『村上義清と信濃村上氏』

 坂城町で行われた、村上氏フォーラムの記録。
 村上氏は、室町時代から戦国時代にかけて、信州北東部を支配していた武将で、武田信玄と数度にわたって戦い、うち二度勝利したといわれている。

 村上氏と村上義清については、不明な部分が多く、今後も画期的に明らかになることは想定しがたいが、戦国時代の歴史において、存在感の大きい人物であることは間違いない。
穀倉地帯

 千曲川と犀川の合流点近い坂城・上田一帯は、信州北部における要衝だと思える。
 また、周囲をほど高い里山に囲まれた平坦地は、佐久地方同様、なかなかの穀倉地帯である。
 口碑の域を出ない諸説についてはともかく、ここは戦国武将の小天地としては、理想的なところだったろう。

 信玄が執拗にこの地の攻略を図ったのは、地政学的な価値とともに、この地の生産力にも注目したからだろう。

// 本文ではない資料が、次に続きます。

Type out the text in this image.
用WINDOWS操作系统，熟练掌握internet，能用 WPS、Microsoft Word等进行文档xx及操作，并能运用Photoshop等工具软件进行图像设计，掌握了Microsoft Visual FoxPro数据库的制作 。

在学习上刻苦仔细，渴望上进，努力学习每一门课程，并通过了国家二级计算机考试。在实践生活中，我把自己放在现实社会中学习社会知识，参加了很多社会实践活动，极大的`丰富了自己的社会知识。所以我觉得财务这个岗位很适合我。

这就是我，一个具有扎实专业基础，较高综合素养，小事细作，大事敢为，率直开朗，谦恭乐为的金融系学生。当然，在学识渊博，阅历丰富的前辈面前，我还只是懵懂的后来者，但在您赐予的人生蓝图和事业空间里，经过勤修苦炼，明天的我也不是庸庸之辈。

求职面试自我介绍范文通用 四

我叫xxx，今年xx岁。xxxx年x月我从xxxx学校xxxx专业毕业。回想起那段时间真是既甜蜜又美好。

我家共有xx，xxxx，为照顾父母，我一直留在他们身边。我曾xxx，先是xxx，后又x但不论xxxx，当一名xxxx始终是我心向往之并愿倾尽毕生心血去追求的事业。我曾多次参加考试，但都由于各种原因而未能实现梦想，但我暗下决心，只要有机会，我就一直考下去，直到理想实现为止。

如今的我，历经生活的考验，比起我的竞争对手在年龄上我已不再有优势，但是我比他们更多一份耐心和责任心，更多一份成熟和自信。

 戦国時代の文書史料が乏しく、本書を通読しても、村上氏の支配地経営の実態は、ほとんどわからない。
 それは残念なのだが、この地に残された山城跡や砦跡などは、数多い。
 これらをめぐって歩くのは、とても興味深い。

(ISBN4-88411-048-X C0012 \1429E 2006,3 信毎書籍出版センター 2011,3,7 読了)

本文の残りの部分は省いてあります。